4) Sermayesi paylara bölünmüş komandit şirketlerde komandite ortağın kâr payı;

5) Katılım bankalarınca katılma hesabı karşılığında ödenen kâr payları;

6) Sigorta ve reasürans şirketlerinde bilânço gününde hükmü devam eden sigorta sözleşmelerine ait olup maddede sayılan bir kısım teknik karşılıklar.

Bununla birlikte, belirli şartlar dâhilinde olmak üzere grup içi hizmet dağıtımı ve holding şirketinden bağlı şirketlere gider dağıtımı; kurum çalışanlarına kâr payı ikramiyesi ödenmesi; bankalarca Tasarruf Mevduatı Sigorta Fonu’na sigorta primi ödemeleri yapılması ve Bankacılık Kanunu’na göre karşılık ayrılması durumlarında katlanılan giderlerin indirim konusu yapılmasına ilişkin düzenlemeler de mevcuttur (HUD, 2011, s. 552, 553, 554).

KVK’nın 9. maddesi safi kurum kazancının tespitinde yurtiçi ve yurtdışı faaliyetlerden kaynaklanan zararlar ile devralınan kurumlara ait zararların indirim konusu yapılmasına ilişkin hükümler içermektedir.
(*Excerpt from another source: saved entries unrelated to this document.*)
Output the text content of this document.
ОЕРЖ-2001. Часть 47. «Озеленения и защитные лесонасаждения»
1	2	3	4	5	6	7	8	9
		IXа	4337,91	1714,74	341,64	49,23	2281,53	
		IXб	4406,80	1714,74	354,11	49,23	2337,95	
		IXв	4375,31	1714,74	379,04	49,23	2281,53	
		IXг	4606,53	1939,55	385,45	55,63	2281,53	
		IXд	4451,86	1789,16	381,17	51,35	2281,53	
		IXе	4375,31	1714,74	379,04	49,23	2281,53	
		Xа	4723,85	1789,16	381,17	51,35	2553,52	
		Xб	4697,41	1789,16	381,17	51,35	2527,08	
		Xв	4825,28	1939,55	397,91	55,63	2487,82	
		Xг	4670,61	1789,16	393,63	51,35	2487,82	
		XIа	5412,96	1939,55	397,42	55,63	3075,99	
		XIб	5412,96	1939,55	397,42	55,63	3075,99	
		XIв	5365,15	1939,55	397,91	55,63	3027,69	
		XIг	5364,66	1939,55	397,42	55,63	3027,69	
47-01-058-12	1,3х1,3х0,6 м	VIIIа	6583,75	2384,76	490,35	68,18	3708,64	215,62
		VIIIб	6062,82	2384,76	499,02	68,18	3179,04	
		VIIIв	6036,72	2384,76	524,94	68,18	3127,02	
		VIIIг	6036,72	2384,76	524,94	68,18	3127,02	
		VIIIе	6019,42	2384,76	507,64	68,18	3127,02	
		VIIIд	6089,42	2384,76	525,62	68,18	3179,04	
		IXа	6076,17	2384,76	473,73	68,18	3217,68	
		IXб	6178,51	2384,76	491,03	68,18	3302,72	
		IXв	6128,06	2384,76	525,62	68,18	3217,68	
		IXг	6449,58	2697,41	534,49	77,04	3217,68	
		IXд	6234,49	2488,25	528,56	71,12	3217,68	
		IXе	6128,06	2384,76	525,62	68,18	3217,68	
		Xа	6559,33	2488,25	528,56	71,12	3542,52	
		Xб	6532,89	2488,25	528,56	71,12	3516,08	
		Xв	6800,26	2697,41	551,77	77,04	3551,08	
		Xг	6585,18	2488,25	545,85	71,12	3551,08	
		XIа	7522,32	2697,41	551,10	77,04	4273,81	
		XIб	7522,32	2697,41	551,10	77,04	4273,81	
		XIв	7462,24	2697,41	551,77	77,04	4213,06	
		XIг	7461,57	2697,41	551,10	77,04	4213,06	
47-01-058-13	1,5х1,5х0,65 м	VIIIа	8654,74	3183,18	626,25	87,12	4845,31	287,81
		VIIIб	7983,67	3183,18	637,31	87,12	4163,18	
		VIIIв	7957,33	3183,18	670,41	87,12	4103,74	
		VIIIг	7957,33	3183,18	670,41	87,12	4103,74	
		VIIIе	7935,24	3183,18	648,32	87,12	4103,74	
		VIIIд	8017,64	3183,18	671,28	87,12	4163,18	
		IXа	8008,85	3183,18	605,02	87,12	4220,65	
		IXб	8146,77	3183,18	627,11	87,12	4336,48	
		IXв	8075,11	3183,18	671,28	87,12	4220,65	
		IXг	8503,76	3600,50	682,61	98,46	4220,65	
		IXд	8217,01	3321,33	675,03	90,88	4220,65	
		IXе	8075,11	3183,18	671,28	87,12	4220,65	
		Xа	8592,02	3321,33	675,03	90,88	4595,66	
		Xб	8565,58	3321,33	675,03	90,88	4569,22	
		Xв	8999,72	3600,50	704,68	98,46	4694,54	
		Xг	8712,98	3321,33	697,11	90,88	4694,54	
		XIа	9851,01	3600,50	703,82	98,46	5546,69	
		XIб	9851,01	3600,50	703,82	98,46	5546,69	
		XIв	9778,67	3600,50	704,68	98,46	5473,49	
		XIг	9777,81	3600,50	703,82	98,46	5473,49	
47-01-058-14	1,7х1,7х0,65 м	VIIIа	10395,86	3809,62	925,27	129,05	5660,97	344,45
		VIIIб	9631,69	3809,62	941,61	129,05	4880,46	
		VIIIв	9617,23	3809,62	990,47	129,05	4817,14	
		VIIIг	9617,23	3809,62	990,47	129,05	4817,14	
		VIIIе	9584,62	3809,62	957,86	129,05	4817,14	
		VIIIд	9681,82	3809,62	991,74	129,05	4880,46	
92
Bu kapsamda, maddede yer alan koşullara uymak kaydıyla mükellef kurumlar, maddede belirtilen türde zararlarını kurum kazancından indirim konusu yapabilmektedirler.

41

KVK’nın 10’uncu maddesinde ise belirli şartlar dâhilinde kurum kazancından indirimi mümkün olan diğer indirim kalemleri yer almaktadır. Madde hükmüne göre sırasıyla indirilmesi şart koşulan bu indirimler, maddedeki sıralama da gözetilmek kaydıyla ve başlıklar halinde şu şekildedir:

1) Ar-Ge İndirimi

2) Sponsorluk Harcamaları 3) Bağış ve Yardımlar

Söz konusu indirim kalemlerinin kurum kazancından indirilebilmesi için temel koşul, ilgili yıl kurum kazancının bu indirimlerin mahsubuna yetecek düzeyde olması olup kazancın yetersiz olması nedeniyle indirimi mümkün olmayan kalemlerin, maddede yer alan özel hüküm gereğince Ar-Ge indirimi hariç olmak üzere, izleyen yıllara devri mümkün bulunmamaktadır (HUD, 2011, s. 561).